The study has been reported in a clear, systematic and consistent manner in order to provide dependability. The confirmability is established as the study provides a data-orientated audit trail, showing how the data were gathered and how the evidence was produced.
Limitations
It should be recognised that this study is context-specific and the intention is that the findings should be applied if the context is comparable. Description of the participants and setting has been provided to allow readers to assess its applicability.

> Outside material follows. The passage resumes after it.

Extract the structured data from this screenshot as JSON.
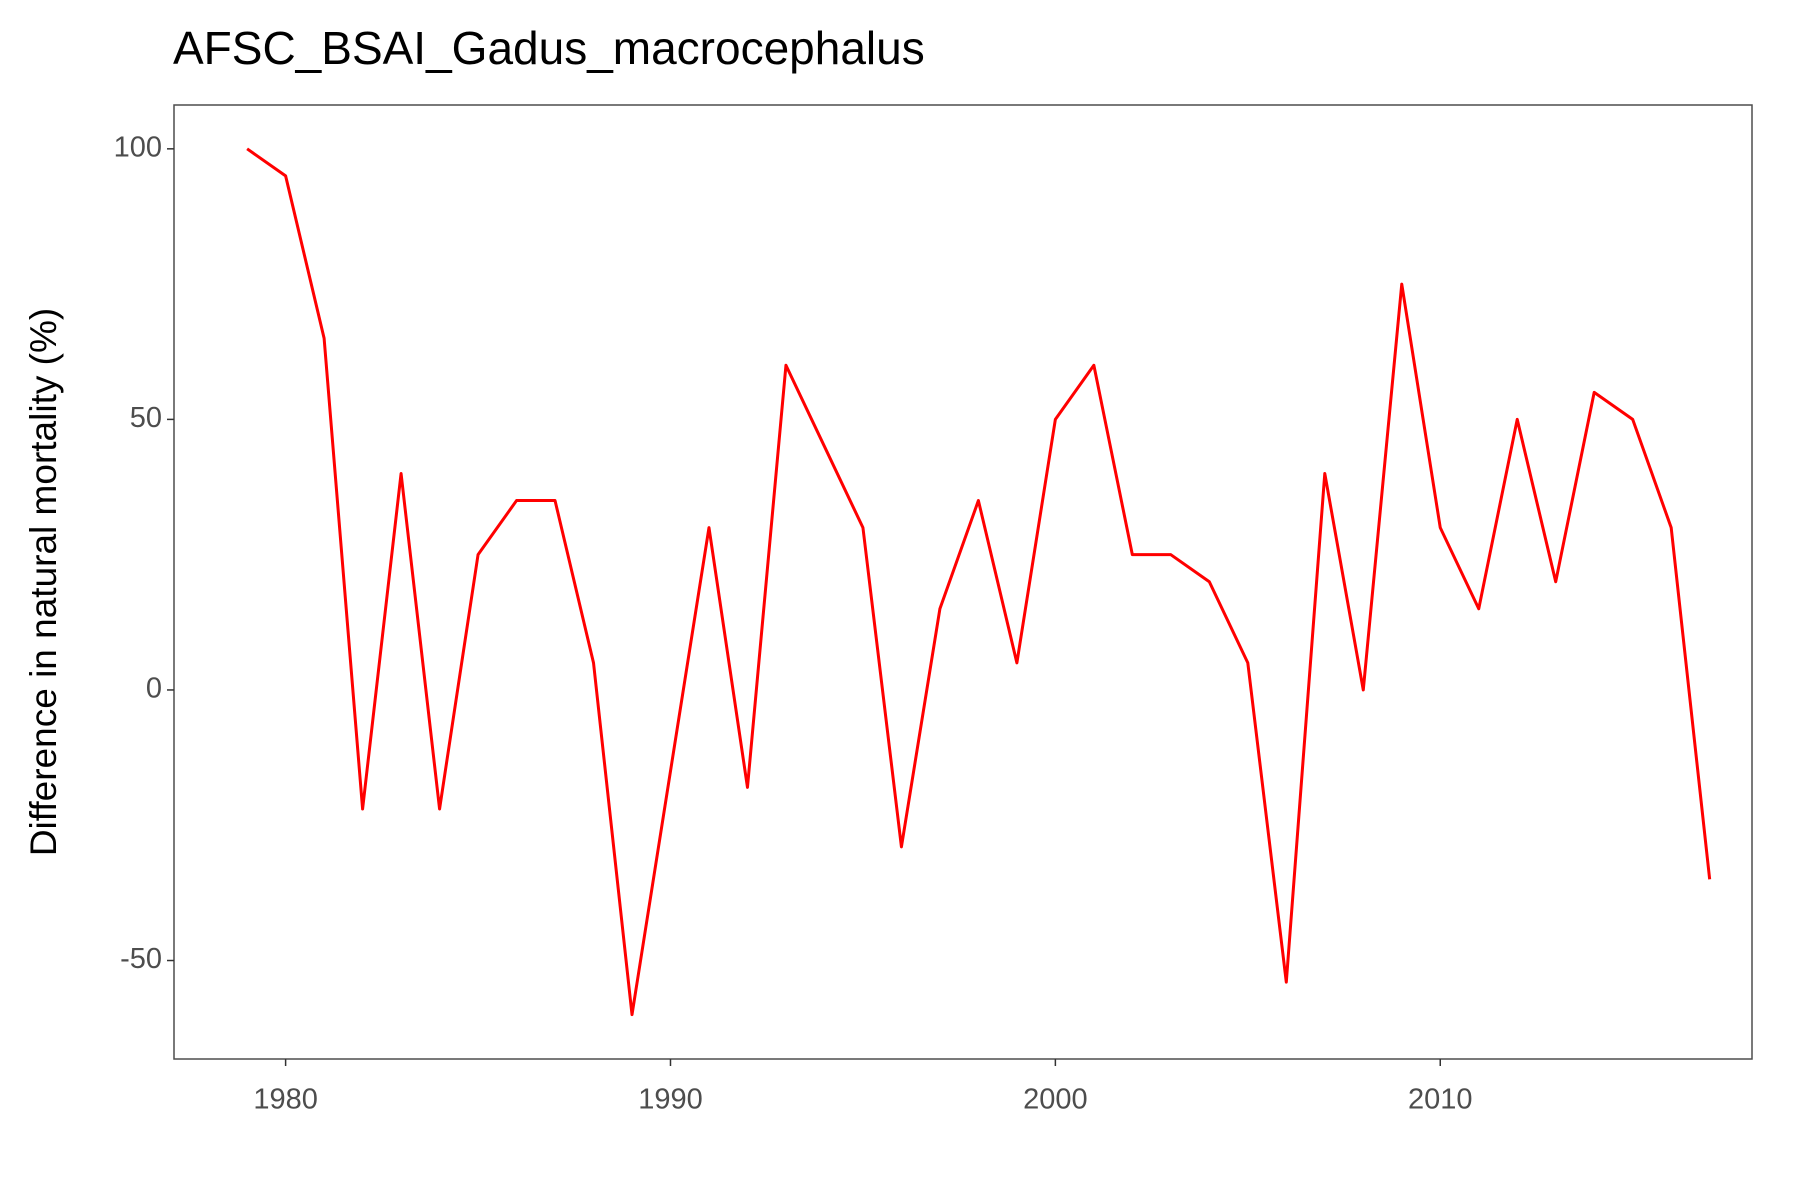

In this study, a sample of voluntary participants was used and for ethical reasons it was vital that they were willing to contribute. Therefore, it is recognised that there will be self-selection bias. The researcher was aware that bias could arise in the results from her own assumptions and interpretations, and so a reflective journal was used to support this process before and during the study. By using a debrief session between the researcher and supervisors, a level of scrutiny and challenge to bias and preconceptions was provided. Early transcribing of initial interviews was also used as a positive way of helping to assess bias.
Implications for practice
Midwives play a key role in supporting younger women who smoke during pregnancy as health professionals who are accepted, trusted and seen regularly (Bauld et al, 2017). Non-judgemental discussions with young women, exploring self-efficacy, CO monitoring, NRT and e-cigarettes, as well as links to women-centred smoking cessation services are critical for optimum support.
Conclusion
Many psychosocial factors hampered young women's ability to stop smoking during pregnancy, with self-efficacy being a key element of successful smoking cessation. Additional smoking cessation services were not valued by young women, and, contrary to guidelines, cutting down, rather than using NRT or e-cigarettes, was considered a viable way of minimising harm to the unborn baby. Midwives were seen as the trusted health professional by young women, but a non-judgemental and empowering approach, in which the woman maintains control, needs to be used when addressing smoking. Appreciating the risk for the unborn child helped to facilitate smoking cessation and was the main motivation for those who gave up, with the scan appointment a key time of behaviour change. CO screening was considered helpful, although low level results could encourage cutting down instead of stopping smoking.
Key points
- Midwives are seen as the trusted health professional by young women and a non-judgemental approach is valued to promote self efficacy
- Helping younger women perceive the risks of smoking tobacco while pregnant is helpful in supporting a quit attempt but this must be done in a non-judgemental, empowering manner
- Carbon monoxide readings need to be discussed carefully so that misleading information is not taken from the screening process
- Smoking cessation pathways should consider the importance of the 12-week scan appointment for young women and how this can be used to support motivation to change smoking behaviour
- Nicotine replacement therapy (NRT) and e-cigarettes were unacceptable to the young women in this study, with cutting down considered less harmful. This demonstrate perceptions contrary to current advice that NRT or e-cigarettes have fewer risks for pregnant women than smoking (NHS Choices, 2016)
CPD reflective questions
- How would you seek to develop a non-judgemental approach when discussing smoking?
- What do you think could be done to enable young women to gain greater sense of self efficacy?
- How would you explore CO levels with women who had significantly reduced their smoking habit, but had not given up?